IE Focus | By Barbara Huerta, Professor at IE Business School
Real estate promoters have been largely responsible for the crisis that has affected their sector so badly, and now they are finding out exactly where their business plans went wrong.´Own less to owe less´. With these words, Rafael Santamaria, CEO of Reyal Urbis, summed up his new business strategy at the end of 2008. The liquidity shortage and extremely high debt payment commitments meant that all real estate companies in the country had to let go of their assets. But how did this change in fortune come about in a sector that was heavily in debt only two years before taking on ambitious corporate projects? With a view to answering this question, I did a research project that led to my writing the book Promotores de la Crisis (Promoters of the Crisis) (Lid). In the book, I analyse the impact of the international financial crisis on the financial system and real Spanish economy and its impact on leading Spanish real estate businesses.
When did they start to blow air into the real estate bubble and why? Everything began with a positive macroeconomic environment, low interest rates and consumers who wanted to consume. But could such an illusion ever have been maintained indefinitely? We would soon see that it couldn´t. Those responsible for the monetary policy, albeit somewhat late, took measures to prevent overinflation by upping the interest rates. What would happen when the higher rates translated into an increase in the financial burden on homes and enterprise? The highest rates reduced the amount of income available to families. In addition, from mid-2007, families that were overwhelmed by the credit crisis started to encounter difficulties in obtaining mortgage loans and consumer credit. Liquidity was short, prices were still high, there was a general lack of confidence and the outlook for the deceleration of the construction and real estate sector was less than optimistic. 2008 confirmed expectations: the situation was getting worse.
The supply of homes in Spain had grown spectacularly between 2001 and 2007. The first consequence was a drastic price adjustment in the midterm, especially in the residential sector.
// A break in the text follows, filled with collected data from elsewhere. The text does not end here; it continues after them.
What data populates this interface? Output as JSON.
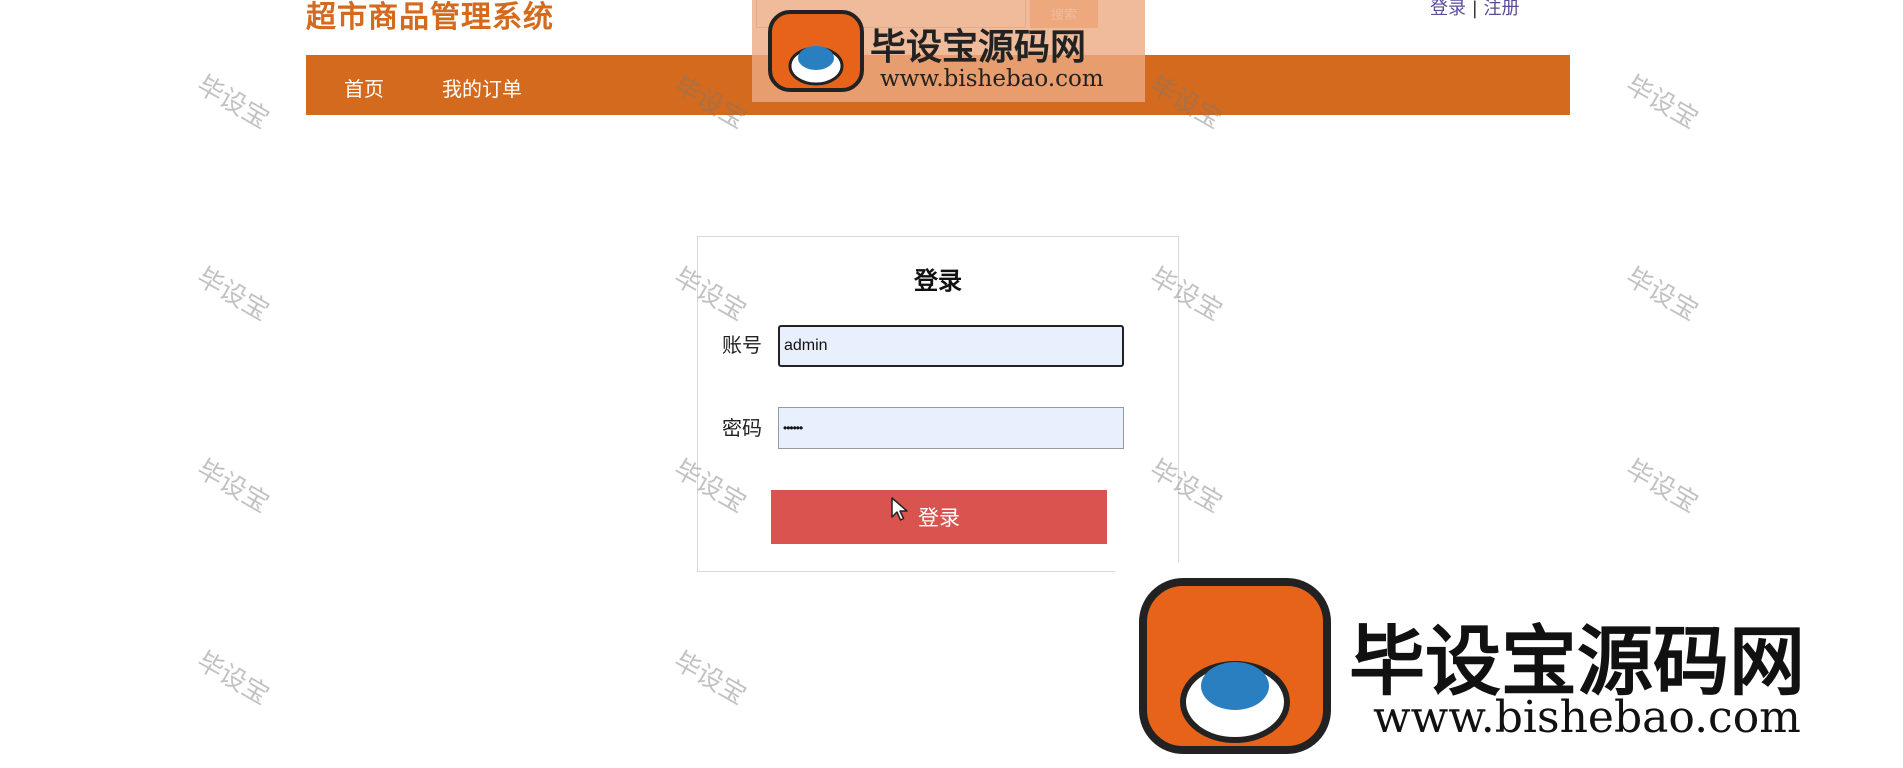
{
  "header": {
    "site_title": "超市商品管理系统",
    "search_label": "搜索",
    "login_link": "登录",
    "separator": "|",
    "register_link": "注册"
  },
  "nav": {
    "items": [
      {
        "label": "首页"
      },
      {
        "label": "我的订单"
      }
    ]
  },
  "login_form": {
    "heading": "登录",
    "account_label": "账号",
    "account_value": "admin",
    "password_label": "密码",
    "password_value": "••••••",
    "submit_label": "登录"
  },
  "watermark": {
    "text": "毕设宝",
    "brand": "毕设宝源码网",
    "url": "www.bishebao.com"
  },
  "colors": {
    "accent": "#d46a1e",
    "button": "#d9534f",
    "input_bg": "#e8f0fe"
  }
}
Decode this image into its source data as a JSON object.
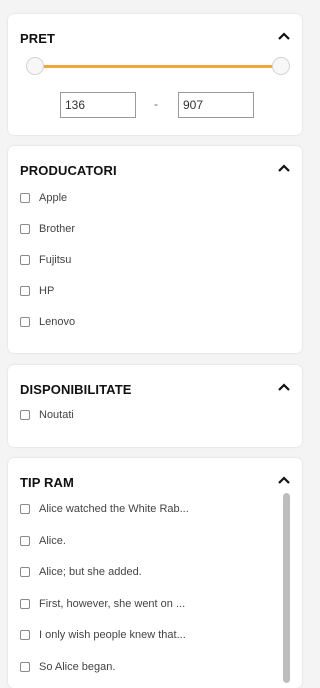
{
  "price": {
    "title": "PRET",
    "min_value": "136",
    "max_value": "907",
    "separator": "-",
    "slider_color": "#f0a63a"
  },
  "producers": {
    "title": "PRODUCATORI",
    "items": [
      {
        "label": "Apple"
      },
      {
        "label": "Brother"
      },
      {
        "label": "Fujitsu"
      },
      {
        "label": "HP"
      },
      {
        "label": "Lenovo"
      }
    ]
  },
  "availability": {
    "title": "DISPONIBILITATE",
    "items": [
      {
        "label": "Noutati"
      }
    ]
  },
  "ram_type": {
    "title": "TIP RAM",
    "items": [
      {
        "label": "Alice watched the White Rab..."
      },
      {
        "label": "Alice."
      },
      {
        "label": "Alice; but she added."
      },
      {
        "label": "First, however, she went on ..."
      },
      {
        "label": "I only wish people knew that..."
      },
      {
        "label": "So Alice began."
      }
    ]
  },
  "icons": {
    "collapse": "chevron-up-icon",
    "checkbox": "checkbox-icon"
  }
}
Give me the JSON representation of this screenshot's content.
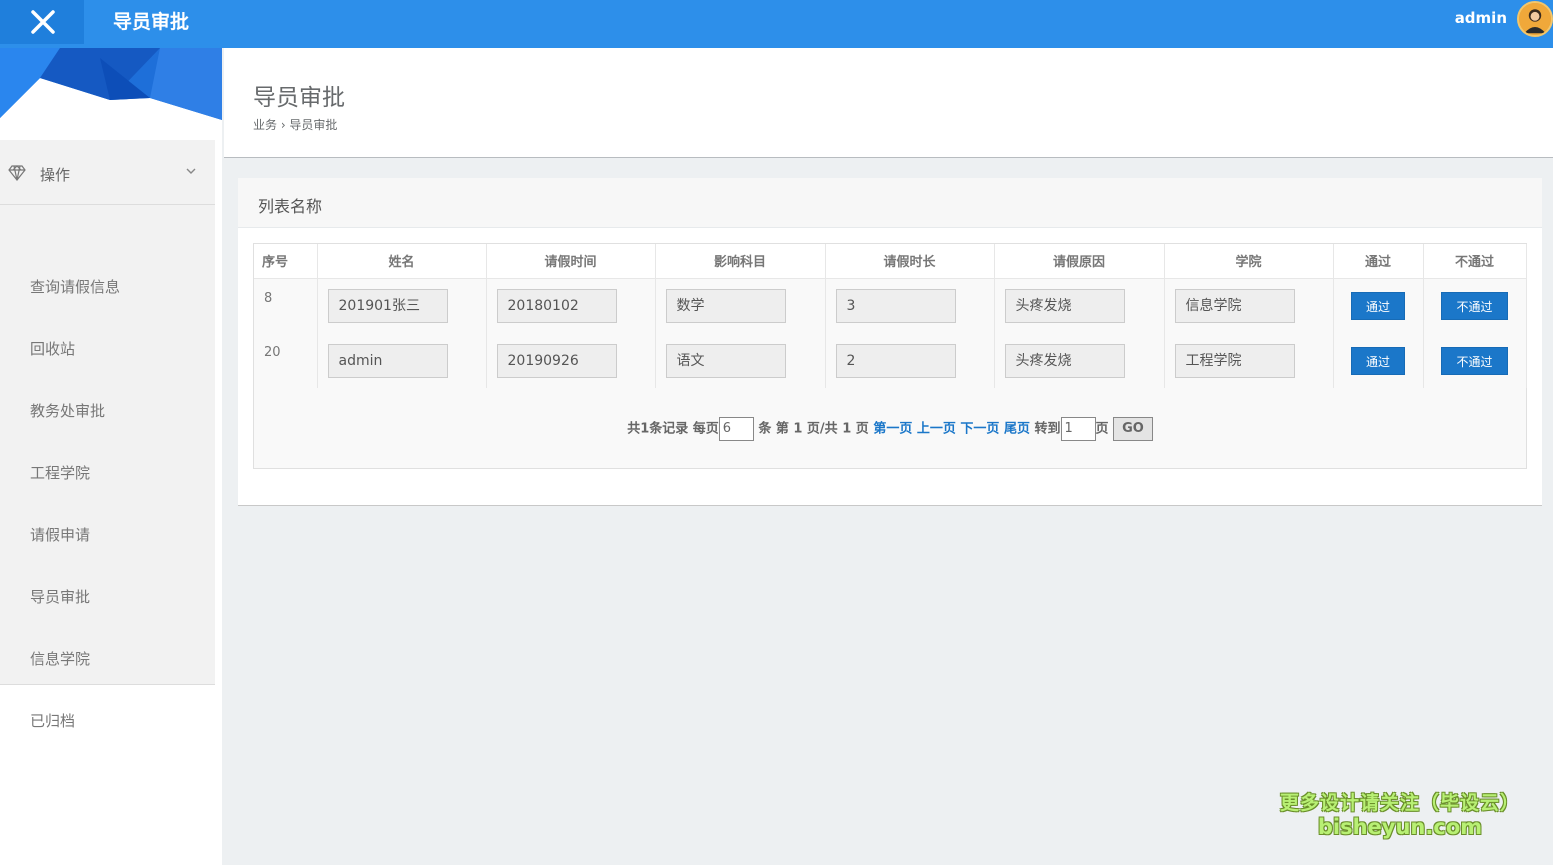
{
  "topbar": {
    "title": "导员审批",
    "user": "admin"
  },
  "sidebar": {
    "header": "操作",
    "items": [
      "查询请假信息",
      "回收站",
      "教务处审批",
      "工程学院",
      "请假申请",
      "导员审批",
      "信息学院",
      "已归档"
    ]
  },
  "page": {
    "title": "导员审批",
    "breadcrumb": "业务 › 导员审批"
  },
  "panel": {
    "title": "列表名称",
    "columns": [
      "序号",
      "姓名",
      "请假时间",
      "影响科目",
      "请假时长",
      "请假原因",
      "学院",
      "通过",
      "不通过"
    ],
    "rows": [
      {
        "idx": "8",
        "name": "201901张三",
        "time": "20180102",
        "subject": "数学",
        "duration": "3",
        "reason": "头疼发烧",
        "college": "信息学院",
        "approve": "通过",
        "reject": "不通过"
      },
      {
        "idx": "20",
        "name": "admin",
        "time": "20190926",
        "subject": "语文",
        "duration": "2",
        "reason": "头疼发烧",
        "college": "工程学院",
        "approve": "通过",
        "reject": "不通过"
      }
    ]
  },
  "pager": {
    "total_text": "共1条记录 每页",
    "per_page": "6",
    "page_info": "条 第 1 页/共 1 页",
    "first": "第一页",
    "prev": "上一页",
    "next": "下一页",
    "last": "尾页",
    "goto_label": "转到",
    "goto_value": "1",
    "page_suffix": "页",
    "go": "GO"
  },
  "watermark": {
    "line1": "更多设计请关注（毕设云）",
    "line2": "bisheyun.com"
  },
  "colors": {
    "topbar": "#2d8fea",
    "button": "#1b77c9"
  }
}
The shortage of credit would contribute to promoting the downward trend of construction in Spain and property prices. The bubble was beginning to deflate.
How did businesses in the sector react? If we had to point to any one financial characteristic of Spanish real estate businesses over the last four or five years, it would be their high level of leverage. Many believed that the high debt resulting from corporate and business takeovers would never be paid in the short term, but rather renegotiated so that a few more years of market expansion would finally settle the debt. The collapse of property prices broke down business plans and credit restrictions prevented renegotiation of repayment periods. Real estate businesses drowned in their own expansion plans.
The higher level of debt was supported and encouraged by the banks themselves. Banks were the main drivers of the real estate boom of recent years. The capacity for reaction of the real estate companies when the crisis reared its head in the sector was very limited. The high debt that appeared on their balance sheets, together with the continuous losses suffered for more than a year, damaged their assets and threatened solvency.
The strategies implemented by the real estate companies to mitigate the impact of the crisis on their balance sheets were similar. They were all convinced that land would not be the best investment for the coming years and put their land portfolios up for sale, speeding up the drop in prices even further.
And now what? The answer is complex, but unorganised growth and financial imbalance will take its toll on businesses in the sector over the next two years. Measures such as the sale of assets could be an alternative in the short or mid term for real estate businesses. But where are those low-profit assets going now? The current situation shows that they are mostly on the balance sheets of banks and financial institutions and, rather than disappearing, the risk has been transferred.
Will we have learned anything from the past? All we can do is trust in entrepreneurs’ sense of responsibility. That´s why it is of key importance to ask and answer the following question: will any of us ever get rich by selling each other increasing expensive homes financed by mortgages?